As one of the most abundant and widespread energy resources available, sunlight is very attractive as a renewable energy source that could be the pillar of a sustainable energy future. In the last several decades, decreasing costs of photovoltaic technology have helped spur the spread of solar electricity. However, at present solar energy remains a minor player in the global energy landscape. Even as the evolution in photovoltaics manufacturing continues to reduce the cost of solar electricity towards a level that is economically competitive with fossil fuels, the widespread implementation of solar as a primary energy source will require the ability to overcome the intermittency of sunlight.
In order to have energy from the sun at night, a cost-effective storage mechanism is needed. Battery systems are generally too expensive for large scale deployment, and mechanical storage methods, such as pumping water uphill, require enormous reservoirs in favorable locations. An ideal solution would be to store solar energy in the form of chemical bonds – to convert sunlight into energy-dense fuels. Nature utilizes this approach through the mechanism of photosynthesis.
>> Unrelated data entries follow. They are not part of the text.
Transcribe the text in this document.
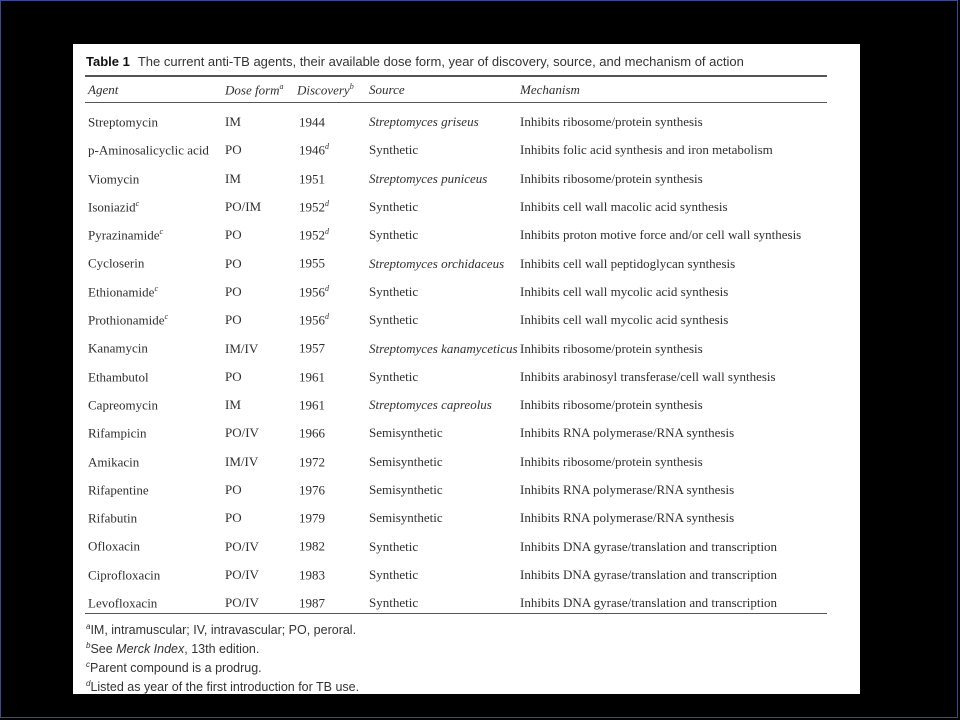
Table 1 The current anti-TB agents, their available dose form, year of discovery, source, and mechanism of action
Agent	Dose form$^a$	Discovery$^b$	Source	Mechanism
Streptomycin	IM	1944	Streptomyces griseus	Inhibits ribosome/protein synthesis
p-Aminosalicyclic acid	PO	1946$^d$	Synthetic	Inhibits folic acid synthesis and iron metabolism
Viomycin	IM	1951	Streptomyces puniceus	Inhibits ribosome/protein synthesis
Isoniazid$^c$	PO/IM	1952$^d$	Synthetic	Inhibits cell wall macolic acid synthesis
Pyrazinamide$^c$	PO	1952$^d$	Synthetic	Inhibits proton motive force and/or cell wall synthesis
Cycloserin	PO	1955	Streptomyces orchidaceus	Inhibits cell wall peptidoglycan synthesis
Ethionamide$^c$	PO	1956$^d$	Synthetic	Inhibits cell wall mycolic acid synthesis
Prothionamide$^c$	PO	1956$^d$	Synthetic	Inhibits cell wall mycolic acid synthesis
Kanamycin	IM/IV	1957	Streptomyces kanamyceticus	Inhibits ribosome/protein synthesis
Ethambutol	PO	1961	Synthetic	Inhibits arabinosyl transferase/cell wall synthesis
Capreomycin	IM	1961	Streptomyces capreolus	Inhibits ribosome/protein synthesis
Rifampicin	PO/IV	1966	Semisynthetic	Inhibits RNA polymerase/RNA synthesis
Amikacin	IM/IV	1972	Semisynthetic	Inhibits ribosome/protein synthesis
Rifapentine	PO	1976	Semisynthetic	Inhibits RNA polymerase/RNA synthesis
Rifabutin	PO	1979	Semisynthetic	Inhibits RNA polymerase/RNA synthesis
Ofloxacin	PO/IV	1982	Synthetic	Inhibits DNA gyrase/translation and transcription
Ciprofloxacin	PO/IV	1983	Synthetic	Inhibits DNA gyrase/translation and transcription
Levofloxacin	PO/IV	1987	Synthetic	Inhibits DNA gyrase/translation and transcription
$^a$IM, intramuscular; IV, intravascular; PO, peroral.
$^b$See Merck Index, 13th edition.
$^c$Parent compound is a prodrug.
$^d$Listed as year of the first introduction for TB use.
However, the energy conversion and storage efficiency of even the most rapidly growing plant is less than 1%. By pursuing artificial photosynthesis, the combination of light absorbing semiconductors and highly active catalysts in an inorganic photoelectrolysis system, cost-effective fuel production at higher efficiency is possible.
The Conn Center is striving to develop new and promising approaches in the field of solar fuels. This effort includes the study of novel photoactive semiconductors and surface preparations to make efficient photoelectrodes for fully integrated solar water-splitting systems. New synthesis approaches to make earth-abundant and highly active electrocatalysts for water-splitting are being explored. The center is also researching the design of electrolyzers to reduce carbon dioxide into useful hydrocarbon fuels efficiently and with high yield. Another carbon-free liquid fuel is being pursued by studying plasma-assisted electrolysis of nitrogen and water to liquid ammonia. Each of these research thrusts is dedicated to energy-dense clean fuel synthesis and lowering the ultimate cost of solar fuels production.